What Public Markets Taught Me About Valuation
One of the earliest lessons I learned in public markets was the difference between price and value.
Price is what the market is willing to pay at a point in time influenced by factors such as momentum, sentiment, and liquidity. Value is what the business is actually worth, based on its ability to generate cash flows, sustain growth, and create long-term returns.
During my time in public markets, this distinction shaped how I thought about every investment. The price was visible, but the value had to be assessed. That gap, and whether it would close, was where judgment came in.

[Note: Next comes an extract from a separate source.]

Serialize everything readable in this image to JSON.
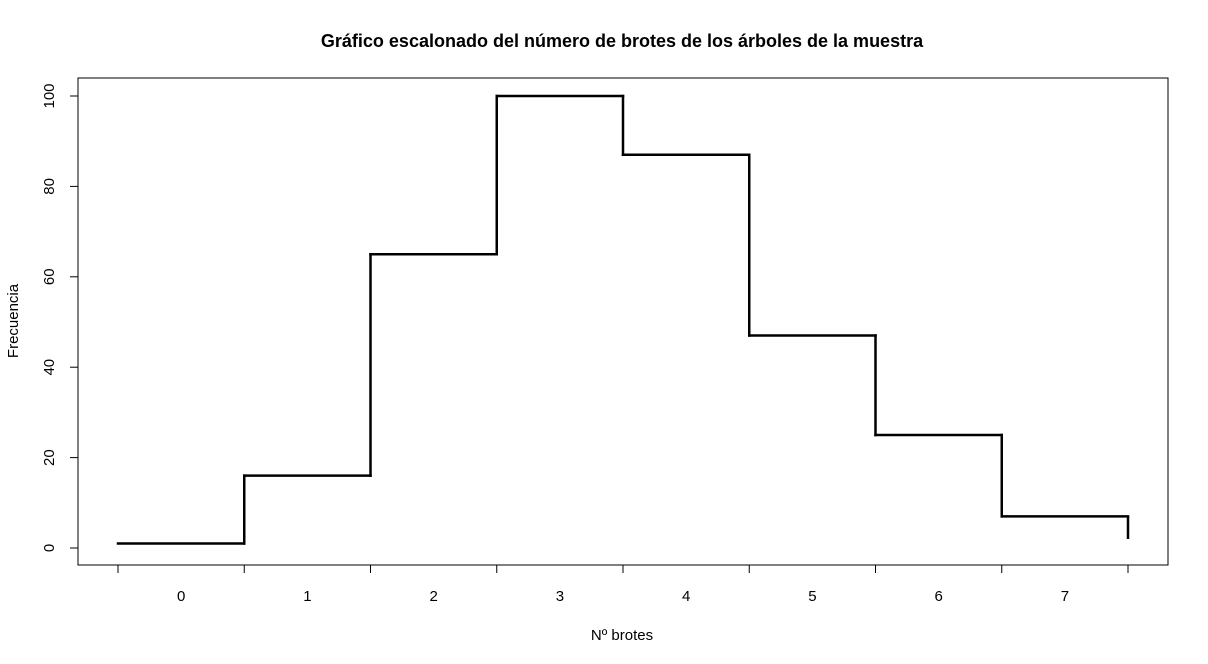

When I transitioned into early-stage investing, I expected valuation to be less precise, which it is, but I didn’t expect the distinction between price and value to become even more relevant. In the absence of established metrics, startup valuations are often derived from a mix of belief, ambition, narrative strength, and precedent. The valuation is a negotiated outcome between founder and investor, and it becomes the anchor for that round. I’ve come to view valuation as the stated price for entry.
The real work of value creation starts after the round is closed. It comes from how the founder uses capital, what choices they make in the face of trade-offs, and how they build toward long-term outcomes rather than short-term noise. It may take years to know whether the price we paid reflected the actual worth of the business.
The discipline I learned in public markets, to never confuse the two, continues to guide my thinking.
Valuation is the starting point.
Value is what has to be earned, every step of the way.